Zeitim checkpoint, one of the main access checkpoints to Jerusalem, is very congested only in the early morning, and because it’s distant it can be reached only via vehicle, not on foot.  As a major way into the city, the checkpoint has been designed to make access to it difficult.  Two policemen stand at the beginning of the road leading up to it and stop vehicles to inspect drivers’ licenses, vehicle registrations, etc.  It’s not clear why that location was selected, but we saw that elsewhere in the Old City police stop vehicles which appear to belong to Palestinian residents of Jerusalem, and inspect them.  Why not?  They’re obviously second-class residents of Jerusalem, or even worse.

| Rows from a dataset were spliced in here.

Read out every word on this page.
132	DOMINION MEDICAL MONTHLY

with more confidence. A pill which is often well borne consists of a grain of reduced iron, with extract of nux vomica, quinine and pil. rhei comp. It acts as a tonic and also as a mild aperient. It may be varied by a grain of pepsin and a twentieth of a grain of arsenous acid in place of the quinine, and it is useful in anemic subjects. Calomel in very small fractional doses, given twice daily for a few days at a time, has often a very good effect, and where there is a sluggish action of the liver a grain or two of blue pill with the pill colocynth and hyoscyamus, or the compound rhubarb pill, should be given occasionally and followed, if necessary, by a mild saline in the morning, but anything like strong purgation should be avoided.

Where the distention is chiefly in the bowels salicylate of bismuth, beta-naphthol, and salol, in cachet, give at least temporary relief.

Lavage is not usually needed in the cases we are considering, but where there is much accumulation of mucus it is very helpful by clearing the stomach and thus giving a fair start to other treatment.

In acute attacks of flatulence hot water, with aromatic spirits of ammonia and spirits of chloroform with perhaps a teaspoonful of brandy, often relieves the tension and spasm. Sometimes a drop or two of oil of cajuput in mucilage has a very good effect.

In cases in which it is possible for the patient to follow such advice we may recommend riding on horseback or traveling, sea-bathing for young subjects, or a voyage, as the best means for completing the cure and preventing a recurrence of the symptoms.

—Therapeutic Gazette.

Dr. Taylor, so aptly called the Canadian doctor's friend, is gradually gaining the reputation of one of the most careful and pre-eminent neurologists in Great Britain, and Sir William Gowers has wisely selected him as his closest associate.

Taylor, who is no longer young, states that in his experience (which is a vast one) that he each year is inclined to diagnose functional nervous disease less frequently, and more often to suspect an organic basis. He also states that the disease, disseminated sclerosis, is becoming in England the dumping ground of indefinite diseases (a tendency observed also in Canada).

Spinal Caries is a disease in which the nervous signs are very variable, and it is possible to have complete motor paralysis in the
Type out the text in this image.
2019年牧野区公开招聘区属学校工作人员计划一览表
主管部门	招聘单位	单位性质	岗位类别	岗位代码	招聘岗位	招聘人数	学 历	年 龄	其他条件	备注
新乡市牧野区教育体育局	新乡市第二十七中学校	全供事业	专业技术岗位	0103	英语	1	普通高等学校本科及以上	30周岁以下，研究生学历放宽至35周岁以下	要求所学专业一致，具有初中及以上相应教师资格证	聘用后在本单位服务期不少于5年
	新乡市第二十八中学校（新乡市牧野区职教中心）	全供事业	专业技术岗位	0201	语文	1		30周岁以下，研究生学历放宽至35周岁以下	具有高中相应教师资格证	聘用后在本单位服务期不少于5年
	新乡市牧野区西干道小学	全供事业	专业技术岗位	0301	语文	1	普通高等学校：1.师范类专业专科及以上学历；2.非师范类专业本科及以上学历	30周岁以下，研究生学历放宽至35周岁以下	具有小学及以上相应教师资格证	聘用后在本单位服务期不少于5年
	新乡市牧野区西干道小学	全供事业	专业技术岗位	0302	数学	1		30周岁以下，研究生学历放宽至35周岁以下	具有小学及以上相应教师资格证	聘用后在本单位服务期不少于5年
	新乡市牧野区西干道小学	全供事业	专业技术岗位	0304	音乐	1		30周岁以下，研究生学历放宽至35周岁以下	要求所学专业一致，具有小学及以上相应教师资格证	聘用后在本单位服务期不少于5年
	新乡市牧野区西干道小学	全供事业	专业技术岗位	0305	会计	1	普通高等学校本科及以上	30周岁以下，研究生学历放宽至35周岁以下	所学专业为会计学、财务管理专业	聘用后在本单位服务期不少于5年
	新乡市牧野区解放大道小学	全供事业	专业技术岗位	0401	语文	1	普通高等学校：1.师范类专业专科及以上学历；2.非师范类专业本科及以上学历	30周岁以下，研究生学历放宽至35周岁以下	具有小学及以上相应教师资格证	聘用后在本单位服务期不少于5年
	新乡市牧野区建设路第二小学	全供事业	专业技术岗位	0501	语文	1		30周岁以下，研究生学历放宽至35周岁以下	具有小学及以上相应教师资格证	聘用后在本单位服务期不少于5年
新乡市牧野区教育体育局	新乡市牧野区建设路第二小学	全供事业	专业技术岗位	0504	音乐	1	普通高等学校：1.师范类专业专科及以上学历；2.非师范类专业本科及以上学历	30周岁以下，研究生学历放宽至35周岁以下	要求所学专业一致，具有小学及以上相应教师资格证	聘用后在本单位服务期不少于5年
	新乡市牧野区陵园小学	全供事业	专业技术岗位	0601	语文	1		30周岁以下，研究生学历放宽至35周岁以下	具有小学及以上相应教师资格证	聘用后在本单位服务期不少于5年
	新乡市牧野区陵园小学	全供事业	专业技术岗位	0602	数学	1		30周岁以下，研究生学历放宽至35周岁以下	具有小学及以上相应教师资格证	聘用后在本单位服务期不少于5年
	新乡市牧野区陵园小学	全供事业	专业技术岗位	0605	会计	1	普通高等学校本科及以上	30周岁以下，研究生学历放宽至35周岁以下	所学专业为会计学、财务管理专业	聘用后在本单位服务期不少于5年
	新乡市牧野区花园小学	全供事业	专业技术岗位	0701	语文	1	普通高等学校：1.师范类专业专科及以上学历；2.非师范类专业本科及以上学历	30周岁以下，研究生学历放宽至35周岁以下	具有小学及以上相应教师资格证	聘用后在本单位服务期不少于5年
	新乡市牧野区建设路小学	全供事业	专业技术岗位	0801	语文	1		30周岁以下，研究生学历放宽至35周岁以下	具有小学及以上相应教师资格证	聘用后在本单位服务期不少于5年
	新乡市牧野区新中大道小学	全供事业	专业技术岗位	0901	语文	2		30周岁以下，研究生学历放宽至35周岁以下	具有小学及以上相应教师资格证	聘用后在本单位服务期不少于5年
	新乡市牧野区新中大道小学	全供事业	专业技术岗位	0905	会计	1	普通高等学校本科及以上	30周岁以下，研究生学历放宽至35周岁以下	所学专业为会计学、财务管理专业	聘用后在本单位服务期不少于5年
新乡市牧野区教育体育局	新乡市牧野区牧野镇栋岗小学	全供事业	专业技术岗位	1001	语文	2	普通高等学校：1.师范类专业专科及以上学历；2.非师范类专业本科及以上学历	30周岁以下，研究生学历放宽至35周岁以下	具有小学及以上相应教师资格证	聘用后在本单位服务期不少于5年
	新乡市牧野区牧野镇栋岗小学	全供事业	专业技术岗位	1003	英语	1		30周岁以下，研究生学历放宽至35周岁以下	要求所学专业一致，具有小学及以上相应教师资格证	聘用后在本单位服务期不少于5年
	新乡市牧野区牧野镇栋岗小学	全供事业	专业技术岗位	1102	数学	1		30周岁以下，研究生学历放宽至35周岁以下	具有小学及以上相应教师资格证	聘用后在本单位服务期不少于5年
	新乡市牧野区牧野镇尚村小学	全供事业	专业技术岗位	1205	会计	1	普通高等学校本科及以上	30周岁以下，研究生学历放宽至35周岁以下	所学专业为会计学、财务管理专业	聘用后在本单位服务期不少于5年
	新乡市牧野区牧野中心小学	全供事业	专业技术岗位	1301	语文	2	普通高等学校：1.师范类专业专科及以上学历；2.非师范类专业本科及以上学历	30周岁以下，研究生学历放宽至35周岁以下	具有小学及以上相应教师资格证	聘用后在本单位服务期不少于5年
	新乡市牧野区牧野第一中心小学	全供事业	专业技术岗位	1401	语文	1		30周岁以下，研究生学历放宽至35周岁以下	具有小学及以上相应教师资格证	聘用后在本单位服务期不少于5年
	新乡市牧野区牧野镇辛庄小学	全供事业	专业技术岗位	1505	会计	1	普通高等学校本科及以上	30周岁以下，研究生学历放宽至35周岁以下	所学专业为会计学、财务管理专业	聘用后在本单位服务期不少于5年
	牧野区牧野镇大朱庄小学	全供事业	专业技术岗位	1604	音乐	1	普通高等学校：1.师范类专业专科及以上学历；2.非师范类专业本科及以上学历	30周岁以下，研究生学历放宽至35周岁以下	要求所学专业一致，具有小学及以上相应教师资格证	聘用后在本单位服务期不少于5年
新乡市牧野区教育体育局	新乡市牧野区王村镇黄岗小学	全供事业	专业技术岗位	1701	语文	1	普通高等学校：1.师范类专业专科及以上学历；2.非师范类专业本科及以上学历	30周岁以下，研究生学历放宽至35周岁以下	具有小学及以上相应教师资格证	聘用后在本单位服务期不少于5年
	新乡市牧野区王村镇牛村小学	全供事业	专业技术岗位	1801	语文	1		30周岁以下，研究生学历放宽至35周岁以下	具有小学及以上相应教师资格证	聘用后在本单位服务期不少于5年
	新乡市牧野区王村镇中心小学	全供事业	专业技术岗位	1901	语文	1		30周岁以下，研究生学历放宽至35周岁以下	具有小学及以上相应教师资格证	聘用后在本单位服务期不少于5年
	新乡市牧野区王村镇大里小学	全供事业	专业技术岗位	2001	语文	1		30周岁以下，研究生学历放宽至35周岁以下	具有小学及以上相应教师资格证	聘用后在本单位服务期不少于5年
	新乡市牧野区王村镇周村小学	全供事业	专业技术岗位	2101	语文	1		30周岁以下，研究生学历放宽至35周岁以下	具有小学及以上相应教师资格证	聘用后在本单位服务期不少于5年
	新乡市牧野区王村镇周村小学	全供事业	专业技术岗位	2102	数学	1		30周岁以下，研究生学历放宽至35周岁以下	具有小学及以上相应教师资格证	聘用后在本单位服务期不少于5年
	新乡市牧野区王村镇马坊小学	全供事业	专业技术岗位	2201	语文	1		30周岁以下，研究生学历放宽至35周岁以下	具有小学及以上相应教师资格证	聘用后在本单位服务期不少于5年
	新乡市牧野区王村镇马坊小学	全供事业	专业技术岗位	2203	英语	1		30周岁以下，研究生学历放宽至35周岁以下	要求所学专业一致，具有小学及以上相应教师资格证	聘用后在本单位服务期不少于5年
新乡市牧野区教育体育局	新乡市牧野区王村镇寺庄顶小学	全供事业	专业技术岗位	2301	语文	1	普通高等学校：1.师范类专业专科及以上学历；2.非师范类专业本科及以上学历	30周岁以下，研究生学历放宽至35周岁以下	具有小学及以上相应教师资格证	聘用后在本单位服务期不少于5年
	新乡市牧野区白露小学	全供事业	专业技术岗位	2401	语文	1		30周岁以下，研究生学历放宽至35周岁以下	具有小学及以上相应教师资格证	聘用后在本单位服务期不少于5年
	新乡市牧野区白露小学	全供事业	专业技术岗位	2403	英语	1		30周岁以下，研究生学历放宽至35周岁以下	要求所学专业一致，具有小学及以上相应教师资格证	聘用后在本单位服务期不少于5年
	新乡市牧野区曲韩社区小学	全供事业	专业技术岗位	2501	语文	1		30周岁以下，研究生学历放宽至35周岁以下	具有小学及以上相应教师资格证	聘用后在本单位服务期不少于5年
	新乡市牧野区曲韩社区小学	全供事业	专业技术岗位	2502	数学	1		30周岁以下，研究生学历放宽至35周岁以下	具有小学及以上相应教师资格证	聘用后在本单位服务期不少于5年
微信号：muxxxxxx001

At this hour, approximately 9 AM, there were only about 20 people at the checkpoint, but they had to wait for about 15 minutes to cross because it wasn’t clear whether only one lane was open, or two, and which.  They open in turn, and it’s confusing.  This time two female soldiers, but here a human hand touches the documents.  Equipment:  the revolving gatesinfo-icon get stuck and the light doesn’t change from red to green.  It must be the budget.